3

Assuming little endian architecture and having a large (unsigned char *) memory area, I want to be able to interpret any n <= sizeof(size_t) bytes anywhere in this area as an integer (size_t) value. I want to do it as fast as possible assuming gcc and x64 architecture, but also I would like to be able to offer safer code for other possible scenarios. What are the possible solutions?

Is it possible to do it faster than the following?

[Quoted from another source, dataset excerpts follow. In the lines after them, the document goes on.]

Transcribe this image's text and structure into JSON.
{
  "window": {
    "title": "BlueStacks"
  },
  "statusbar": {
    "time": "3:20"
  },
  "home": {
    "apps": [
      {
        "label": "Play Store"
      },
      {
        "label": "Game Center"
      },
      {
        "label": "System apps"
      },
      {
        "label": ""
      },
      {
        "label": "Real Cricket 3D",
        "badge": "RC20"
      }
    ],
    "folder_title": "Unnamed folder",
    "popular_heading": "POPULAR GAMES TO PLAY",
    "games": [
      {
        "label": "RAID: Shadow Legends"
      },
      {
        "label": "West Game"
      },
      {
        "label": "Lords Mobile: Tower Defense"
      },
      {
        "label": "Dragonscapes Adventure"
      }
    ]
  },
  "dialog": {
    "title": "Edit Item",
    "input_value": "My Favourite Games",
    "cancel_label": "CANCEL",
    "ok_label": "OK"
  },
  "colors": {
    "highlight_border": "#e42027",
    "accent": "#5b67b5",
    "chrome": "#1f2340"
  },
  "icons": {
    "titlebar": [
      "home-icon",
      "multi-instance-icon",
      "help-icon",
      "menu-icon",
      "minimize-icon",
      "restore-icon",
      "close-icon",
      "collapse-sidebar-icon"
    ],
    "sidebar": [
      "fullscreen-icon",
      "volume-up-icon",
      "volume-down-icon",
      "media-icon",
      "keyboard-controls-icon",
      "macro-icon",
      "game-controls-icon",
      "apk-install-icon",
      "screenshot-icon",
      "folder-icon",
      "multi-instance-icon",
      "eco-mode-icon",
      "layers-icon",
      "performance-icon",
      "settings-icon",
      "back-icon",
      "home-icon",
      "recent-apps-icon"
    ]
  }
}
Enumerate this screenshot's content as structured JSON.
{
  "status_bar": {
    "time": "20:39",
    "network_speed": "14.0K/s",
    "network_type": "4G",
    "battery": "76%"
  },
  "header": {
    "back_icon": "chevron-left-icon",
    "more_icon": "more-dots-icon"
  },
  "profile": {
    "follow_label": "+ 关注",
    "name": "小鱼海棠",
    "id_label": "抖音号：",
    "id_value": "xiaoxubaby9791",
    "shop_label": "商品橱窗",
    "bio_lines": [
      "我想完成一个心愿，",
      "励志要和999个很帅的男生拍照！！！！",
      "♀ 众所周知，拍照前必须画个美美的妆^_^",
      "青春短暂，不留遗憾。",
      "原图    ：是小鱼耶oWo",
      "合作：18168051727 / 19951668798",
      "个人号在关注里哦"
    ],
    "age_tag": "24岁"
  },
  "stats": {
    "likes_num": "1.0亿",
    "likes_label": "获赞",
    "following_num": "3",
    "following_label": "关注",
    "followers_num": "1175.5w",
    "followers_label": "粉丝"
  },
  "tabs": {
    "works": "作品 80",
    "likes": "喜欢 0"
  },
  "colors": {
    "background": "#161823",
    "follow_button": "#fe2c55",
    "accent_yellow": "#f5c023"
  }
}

static inline size_t bytes2num(const unsigned char * const addr, size_t const len) {
  switch(len) { /* up to sizeof(size_t) bytes after addr has to be allocated */
    case 5: return *(size_t *) addr & 0x0ffffffffffU;
    case 4: return *(size_t *) addr & 0x0ffffffffU;
    case 3: return *(size_t *) addr & 0x0ffffffU;
    case 2: return *(size_t *) addr & 0x0ffffU;
    case 1: return *(size_t *) addr & 0x0ffU;
    case 6: return *(size_t *) addr & 0x0ffffffffffffU;
    case 7: return *(size_t *) addr & 0x0ffffffffffffffU;
    case 8: return *(size_t *) addr & 0x0ffffffffffffffffU;
  }
  return 0;
}

(The order of the branches reflects the actual probability distribution of possible len values, but in fact it does not seem to have any significant impact: the compiler probably uses some constant time solution.) Moreover, am I right that it is an UB according to the standard, but despite this fact, I can expect from gcc either a "correct" interpretation or, with -fstrict-aliasing -Wstrict-aliasing=2, a warning or error (because the pointer aliasing is clearly visible to the compiler) if the compiler behavior should happen to change in the future?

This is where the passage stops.